4.8. Mass Spectrometric Analyses (MS and MS/MS)

After tryptic digestion, the proteins were analyzed using an Autoflex™III, high-performance MALDI-TOF and TOF/TOF system (Bruker Daltonics, Billerica, MA, USA). This is a highly effective system using a 200 Hz frequency-tripled Nd–YAG laser, whose wavelengths operates at 355 nm. Samples were prepared by mixing 2.0 μL of the sample with a 2.0 μL matrix solution (7 mg/mL α-cyano-4-hydroxycinnamic acid (CHCA) in 50% acetonitrile (ACN) containing 0.1% trifluoroacetic acid (TFA); then, the sample was placed on a stainless plate with 192 pits. An MS mode and collision energy of 4200 were used after a total of 3500 shots and after drying the samples at room temperature. The mass scale was calibrated using a solution of protein standards. The external calibration of the apparatus was performed with a mixture of angiotensin I, glu-fibrinopeptide B, ACTH (1–17), and ACTH.
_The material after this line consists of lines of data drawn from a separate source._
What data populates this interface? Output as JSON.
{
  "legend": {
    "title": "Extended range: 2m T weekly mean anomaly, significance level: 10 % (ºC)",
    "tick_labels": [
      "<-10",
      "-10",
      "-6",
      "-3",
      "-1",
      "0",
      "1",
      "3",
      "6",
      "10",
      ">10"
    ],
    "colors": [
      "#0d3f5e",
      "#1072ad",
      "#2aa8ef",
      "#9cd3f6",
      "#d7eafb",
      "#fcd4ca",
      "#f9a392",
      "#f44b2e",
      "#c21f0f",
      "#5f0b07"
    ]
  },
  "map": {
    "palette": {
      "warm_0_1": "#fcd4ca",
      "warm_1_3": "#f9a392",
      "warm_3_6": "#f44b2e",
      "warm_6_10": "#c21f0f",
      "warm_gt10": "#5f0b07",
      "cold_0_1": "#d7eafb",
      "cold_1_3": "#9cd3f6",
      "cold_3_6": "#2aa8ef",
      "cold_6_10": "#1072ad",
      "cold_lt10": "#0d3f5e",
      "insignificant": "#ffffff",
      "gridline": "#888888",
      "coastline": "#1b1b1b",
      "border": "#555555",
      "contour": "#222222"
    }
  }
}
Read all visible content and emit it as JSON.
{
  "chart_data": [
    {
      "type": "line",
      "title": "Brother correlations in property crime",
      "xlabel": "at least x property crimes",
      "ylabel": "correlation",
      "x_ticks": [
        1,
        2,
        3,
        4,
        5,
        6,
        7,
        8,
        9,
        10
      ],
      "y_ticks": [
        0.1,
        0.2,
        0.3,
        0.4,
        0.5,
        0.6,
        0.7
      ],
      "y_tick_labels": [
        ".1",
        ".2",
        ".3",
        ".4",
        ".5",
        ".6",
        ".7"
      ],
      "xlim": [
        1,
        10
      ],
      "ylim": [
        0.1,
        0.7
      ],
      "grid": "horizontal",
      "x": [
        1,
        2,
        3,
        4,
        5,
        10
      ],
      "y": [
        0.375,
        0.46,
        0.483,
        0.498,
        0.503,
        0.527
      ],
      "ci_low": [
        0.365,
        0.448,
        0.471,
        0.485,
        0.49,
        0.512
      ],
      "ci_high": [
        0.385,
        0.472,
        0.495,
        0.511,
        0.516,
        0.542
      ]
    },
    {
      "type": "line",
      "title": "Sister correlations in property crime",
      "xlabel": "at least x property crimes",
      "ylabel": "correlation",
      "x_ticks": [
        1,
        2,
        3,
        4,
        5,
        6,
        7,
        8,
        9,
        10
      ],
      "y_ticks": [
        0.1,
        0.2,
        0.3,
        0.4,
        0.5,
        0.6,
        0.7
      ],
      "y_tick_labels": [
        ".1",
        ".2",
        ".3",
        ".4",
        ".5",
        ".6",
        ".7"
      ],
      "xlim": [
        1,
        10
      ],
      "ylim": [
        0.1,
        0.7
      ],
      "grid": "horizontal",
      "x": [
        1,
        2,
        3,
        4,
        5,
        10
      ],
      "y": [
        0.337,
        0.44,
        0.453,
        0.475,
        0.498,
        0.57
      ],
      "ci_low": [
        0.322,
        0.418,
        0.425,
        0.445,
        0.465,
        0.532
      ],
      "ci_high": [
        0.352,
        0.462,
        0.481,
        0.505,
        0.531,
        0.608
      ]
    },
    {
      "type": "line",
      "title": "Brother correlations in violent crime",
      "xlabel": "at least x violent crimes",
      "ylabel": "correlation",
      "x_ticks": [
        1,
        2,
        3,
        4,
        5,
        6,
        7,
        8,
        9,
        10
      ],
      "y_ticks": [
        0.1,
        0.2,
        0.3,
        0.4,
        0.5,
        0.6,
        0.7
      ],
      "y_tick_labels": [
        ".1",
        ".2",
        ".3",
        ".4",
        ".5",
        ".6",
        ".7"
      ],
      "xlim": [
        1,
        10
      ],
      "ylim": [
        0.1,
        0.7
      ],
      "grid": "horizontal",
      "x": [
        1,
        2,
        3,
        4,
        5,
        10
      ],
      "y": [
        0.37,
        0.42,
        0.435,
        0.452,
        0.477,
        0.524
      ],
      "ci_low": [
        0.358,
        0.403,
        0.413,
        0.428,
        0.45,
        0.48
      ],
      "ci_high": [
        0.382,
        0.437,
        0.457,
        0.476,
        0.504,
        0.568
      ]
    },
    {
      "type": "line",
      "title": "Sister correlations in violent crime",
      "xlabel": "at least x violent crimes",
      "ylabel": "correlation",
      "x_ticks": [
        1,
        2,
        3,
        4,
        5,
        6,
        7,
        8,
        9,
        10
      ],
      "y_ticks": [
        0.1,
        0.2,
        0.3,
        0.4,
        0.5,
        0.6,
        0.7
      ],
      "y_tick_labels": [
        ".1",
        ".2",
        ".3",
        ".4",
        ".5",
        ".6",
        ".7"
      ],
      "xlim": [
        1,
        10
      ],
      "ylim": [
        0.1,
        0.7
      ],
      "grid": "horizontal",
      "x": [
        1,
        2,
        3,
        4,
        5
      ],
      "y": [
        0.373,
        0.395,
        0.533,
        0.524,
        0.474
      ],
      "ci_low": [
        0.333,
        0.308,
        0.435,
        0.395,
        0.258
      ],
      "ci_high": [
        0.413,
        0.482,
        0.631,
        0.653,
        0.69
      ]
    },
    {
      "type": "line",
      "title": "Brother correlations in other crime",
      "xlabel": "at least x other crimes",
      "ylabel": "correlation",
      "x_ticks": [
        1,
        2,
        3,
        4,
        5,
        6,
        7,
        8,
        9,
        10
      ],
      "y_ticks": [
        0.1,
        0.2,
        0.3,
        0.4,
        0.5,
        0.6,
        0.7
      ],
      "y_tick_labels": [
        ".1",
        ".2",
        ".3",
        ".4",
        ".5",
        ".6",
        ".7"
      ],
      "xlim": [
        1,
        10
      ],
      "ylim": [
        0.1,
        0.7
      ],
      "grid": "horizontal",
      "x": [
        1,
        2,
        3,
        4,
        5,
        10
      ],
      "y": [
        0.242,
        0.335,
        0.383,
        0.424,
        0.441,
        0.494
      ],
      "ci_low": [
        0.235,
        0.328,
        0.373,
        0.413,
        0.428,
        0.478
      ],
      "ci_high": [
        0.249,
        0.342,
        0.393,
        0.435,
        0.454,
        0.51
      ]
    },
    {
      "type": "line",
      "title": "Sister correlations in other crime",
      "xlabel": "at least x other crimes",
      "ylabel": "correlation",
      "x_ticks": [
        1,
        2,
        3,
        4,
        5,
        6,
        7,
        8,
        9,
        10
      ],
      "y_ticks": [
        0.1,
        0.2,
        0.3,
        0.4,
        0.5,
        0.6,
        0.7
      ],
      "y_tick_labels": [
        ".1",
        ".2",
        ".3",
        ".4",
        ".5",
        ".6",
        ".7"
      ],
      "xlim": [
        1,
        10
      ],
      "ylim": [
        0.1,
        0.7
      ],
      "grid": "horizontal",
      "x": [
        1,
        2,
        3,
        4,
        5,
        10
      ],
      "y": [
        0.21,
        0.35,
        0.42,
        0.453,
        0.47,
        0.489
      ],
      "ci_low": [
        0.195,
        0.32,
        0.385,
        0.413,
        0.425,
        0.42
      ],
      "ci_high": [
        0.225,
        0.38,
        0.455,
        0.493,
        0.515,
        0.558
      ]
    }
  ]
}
4.9. Identification of Proteins

The identification of proteins from MALDI/MS spectra was achieved using different protein databases, obtained using a Peptide Mass Fingerprints search with MASCOT http://www.matrixscience.com, accessed on 15 September 2024 (MASCOT server, Matrixscience, London, UK). The parameters were as follows: Type of search: Peptide Mass Fingerprint; Database: SwissProt; Taxonomy: Rattus; Enzyme: Trypsin; Allow up to: 1–3 missed cleavages; Monoisotopic; Mass Values MH⁺; Peptide tolerance: 1.2–2.5 and a probabilistic score at p < 0.05. the proteins detected in Mascot were checked against the UniProtKB online database (http://www.uniprot.org, accessed on 15 September 2024). The amino acid sequences revealed through manual interpretation of the MS/MS spectra were in alignment with those in the Swiss Prot and NCBI BLAST databases (https://blast.ncbi.nlm.nih.gov/Blast.cgi, accessed on 15 September 2024). An evaluation of gel maps was conducted by Melanie^TM Coverage 9.2. Differences in protein expression in rat cortex between Sco control and Sco + SE-treated animals, as well as the molecular weight (Mw) and isoelectric point (pI) of corresponding proteins, were determined through computer-aided 2D image analysis, carried out using Melanie^TM Coverage 9.2 software.

5. Conclusions

The present study, for the first time, shows significant differences in the protein ex-pression of Ubiquitin carboxyl-terminal hydrolase isozyme L1, Calbindin, Vacuolar ATP synthase catalytic subunit A, Tropomyosin beta chain, 14-3-3 zeta/delta, Kinesin-1 heavy chain, and Stathmin-4, detected via proteomic analysis in two groups of rats—the first group treated only with Sco, and the second group treated with Sco but protected with SE. Some of these proteins may be potential drug targets in the treatment of Alzheimer’s dementia. Our future work will expand and build on these studies to provide a more comprehensive view of the protective mechanisms of SE in the cortex and hippocampus of animal models of Alzheimer’s disease at the molecular level.